Setiap waktu kerajaan alam gaib ingin mengadakan hajatan, masyarakat biasanya diberitahu lewat tamsil mimpi beberapa waktu sebelum hajatan berlangsung. Ada utusan yang datang ke mimpi orang-orang tertentu yang memiliki kelebihan. Orang-orang ini juga dipercayai dapat berkomunikasi dengan utusan-utusan gaib tersebut. Hajatan yang paling umum adalah peristiwa yang dipahami orang-orang awam sebagai letusan gunung, semburan lava, hembusan awan panas. Lava bagi masyarakat tradisional Kinahrejo dan sekitarnya tidak pernah disebut lava tetapi dimetaforakan sebagai sampah, buangan dari pesta atau hajatan di kerajaan alam gaib itu, sedangkan awan panas disebut wedhus gembel.
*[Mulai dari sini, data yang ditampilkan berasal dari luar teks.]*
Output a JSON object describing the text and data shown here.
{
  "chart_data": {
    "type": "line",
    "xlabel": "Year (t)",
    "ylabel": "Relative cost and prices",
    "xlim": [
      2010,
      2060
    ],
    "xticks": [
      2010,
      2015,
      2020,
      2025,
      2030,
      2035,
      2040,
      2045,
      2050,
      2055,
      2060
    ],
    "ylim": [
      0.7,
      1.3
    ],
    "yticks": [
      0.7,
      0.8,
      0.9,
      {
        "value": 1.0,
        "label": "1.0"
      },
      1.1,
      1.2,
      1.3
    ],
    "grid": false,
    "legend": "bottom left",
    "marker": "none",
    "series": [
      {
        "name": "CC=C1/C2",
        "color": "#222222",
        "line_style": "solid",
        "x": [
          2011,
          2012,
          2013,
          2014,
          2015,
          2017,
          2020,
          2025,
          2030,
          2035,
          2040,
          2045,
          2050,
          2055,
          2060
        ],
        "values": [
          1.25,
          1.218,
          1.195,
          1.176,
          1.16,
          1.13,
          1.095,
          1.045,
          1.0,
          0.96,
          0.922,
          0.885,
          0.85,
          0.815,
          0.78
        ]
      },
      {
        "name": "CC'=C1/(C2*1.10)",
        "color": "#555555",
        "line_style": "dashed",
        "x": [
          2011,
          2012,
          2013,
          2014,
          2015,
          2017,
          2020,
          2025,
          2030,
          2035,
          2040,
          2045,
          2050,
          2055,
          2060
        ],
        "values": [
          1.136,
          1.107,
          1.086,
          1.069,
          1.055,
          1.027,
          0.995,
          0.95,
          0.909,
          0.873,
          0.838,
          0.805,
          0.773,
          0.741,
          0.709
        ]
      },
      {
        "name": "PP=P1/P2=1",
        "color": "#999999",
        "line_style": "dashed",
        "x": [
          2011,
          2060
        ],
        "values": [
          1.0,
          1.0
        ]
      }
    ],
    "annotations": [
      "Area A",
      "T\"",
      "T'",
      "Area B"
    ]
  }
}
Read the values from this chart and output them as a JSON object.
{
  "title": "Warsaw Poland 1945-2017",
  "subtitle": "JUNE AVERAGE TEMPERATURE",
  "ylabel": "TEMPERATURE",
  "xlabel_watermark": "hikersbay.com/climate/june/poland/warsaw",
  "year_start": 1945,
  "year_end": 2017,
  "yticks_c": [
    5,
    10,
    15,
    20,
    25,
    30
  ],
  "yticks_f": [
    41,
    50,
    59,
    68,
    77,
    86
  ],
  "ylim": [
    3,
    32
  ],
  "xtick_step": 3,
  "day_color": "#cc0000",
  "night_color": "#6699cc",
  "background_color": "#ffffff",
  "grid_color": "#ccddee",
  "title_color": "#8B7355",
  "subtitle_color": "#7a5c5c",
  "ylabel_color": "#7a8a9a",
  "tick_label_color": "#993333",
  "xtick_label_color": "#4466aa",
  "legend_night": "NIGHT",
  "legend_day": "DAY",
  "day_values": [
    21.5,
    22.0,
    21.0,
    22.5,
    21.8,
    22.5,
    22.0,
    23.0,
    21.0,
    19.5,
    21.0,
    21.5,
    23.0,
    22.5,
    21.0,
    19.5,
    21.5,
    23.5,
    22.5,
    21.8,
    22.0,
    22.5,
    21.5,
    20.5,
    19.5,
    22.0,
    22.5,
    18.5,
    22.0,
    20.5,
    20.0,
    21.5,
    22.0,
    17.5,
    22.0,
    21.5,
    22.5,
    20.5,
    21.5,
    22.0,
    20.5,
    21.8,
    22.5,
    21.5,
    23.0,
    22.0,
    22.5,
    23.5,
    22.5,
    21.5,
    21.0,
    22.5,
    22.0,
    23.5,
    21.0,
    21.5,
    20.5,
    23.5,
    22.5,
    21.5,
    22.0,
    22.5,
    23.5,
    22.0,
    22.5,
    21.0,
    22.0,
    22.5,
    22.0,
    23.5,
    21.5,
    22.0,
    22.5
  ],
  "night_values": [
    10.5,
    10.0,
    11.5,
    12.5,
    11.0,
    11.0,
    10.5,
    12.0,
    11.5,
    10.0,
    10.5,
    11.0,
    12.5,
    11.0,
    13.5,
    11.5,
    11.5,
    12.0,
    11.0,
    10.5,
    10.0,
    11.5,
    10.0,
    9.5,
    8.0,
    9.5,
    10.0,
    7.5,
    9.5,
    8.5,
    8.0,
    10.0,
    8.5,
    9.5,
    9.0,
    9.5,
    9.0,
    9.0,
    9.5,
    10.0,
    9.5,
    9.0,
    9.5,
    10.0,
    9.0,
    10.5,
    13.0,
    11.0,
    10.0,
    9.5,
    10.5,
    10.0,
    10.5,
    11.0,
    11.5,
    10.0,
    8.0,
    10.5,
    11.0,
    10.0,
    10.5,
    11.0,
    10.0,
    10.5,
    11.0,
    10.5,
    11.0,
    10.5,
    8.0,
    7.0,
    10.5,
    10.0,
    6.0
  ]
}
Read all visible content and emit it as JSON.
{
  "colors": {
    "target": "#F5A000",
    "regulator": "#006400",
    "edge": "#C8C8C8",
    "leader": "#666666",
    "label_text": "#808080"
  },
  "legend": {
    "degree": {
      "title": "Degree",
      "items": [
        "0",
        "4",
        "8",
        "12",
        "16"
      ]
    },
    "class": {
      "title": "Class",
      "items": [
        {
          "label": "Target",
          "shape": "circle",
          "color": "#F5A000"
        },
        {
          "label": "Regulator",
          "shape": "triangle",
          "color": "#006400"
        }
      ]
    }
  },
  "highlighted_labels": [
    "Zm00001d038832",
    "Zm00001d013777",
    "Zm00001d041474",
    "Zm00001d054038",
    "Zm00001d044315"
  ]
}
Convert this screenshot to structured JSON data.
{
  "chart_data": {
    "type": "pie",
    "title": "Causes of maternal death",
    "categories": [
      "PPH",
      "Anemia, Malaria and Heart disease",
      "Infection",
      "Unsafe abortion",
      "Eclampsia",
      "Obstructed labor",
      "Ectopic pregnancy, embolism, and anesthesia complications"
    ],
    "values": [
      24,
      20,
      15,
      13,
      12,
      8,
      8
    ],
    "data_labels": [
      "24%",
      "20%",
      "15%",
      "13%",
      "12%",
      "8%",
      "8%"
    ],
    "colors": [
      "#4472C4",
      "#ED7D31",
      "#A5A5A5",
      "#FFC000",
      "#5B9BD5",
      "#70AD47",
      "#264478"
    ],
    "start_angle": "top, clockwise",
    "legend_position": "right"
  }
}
Ketika alam Pantai Selatan diguncang gempa dahsyat (26 Mei 2006) yang mengakibatkan kehancuran puluhan ribu rumah dan menelan korban ratusan ribu orang diimbangi dengan letusan gunung Merapi yang semburannya menghasilkan pasir jutaan kubik yang diasumsikan dapat dipergunakan untuk membangun kembali rumah yang roboh di Bantul dan sekitarnya. Sejalan dengan kepercayaan ini, seorang informan lain mengatakan bahwa sebelum kejadian gempa besar di Bantul seorang utusan telah datang membawa berita bahwa penguasa alam gaib ini murka akibat ulah manusia dan akan menggoyang bumi serta menggetarkan manusia. Walaupun dipahami bahwa yang mendapat wangsit bermimpi adalah utusan tersebut merupakan orang biasa yang datang dari kerajaan alam gaib Gunung Merapi, tetapi kedatangan orang biasa itu ditafsirkan tidak biasa. Tafsirannya adalah bahwa kerajaan alam gaib Merapi akan mengadakan hajatan di gunung. Dengan tafsiran klasik ini, masyarakat dipahamkan akan adanya letusan atau semburan lava ke lereng Gunung Merapi.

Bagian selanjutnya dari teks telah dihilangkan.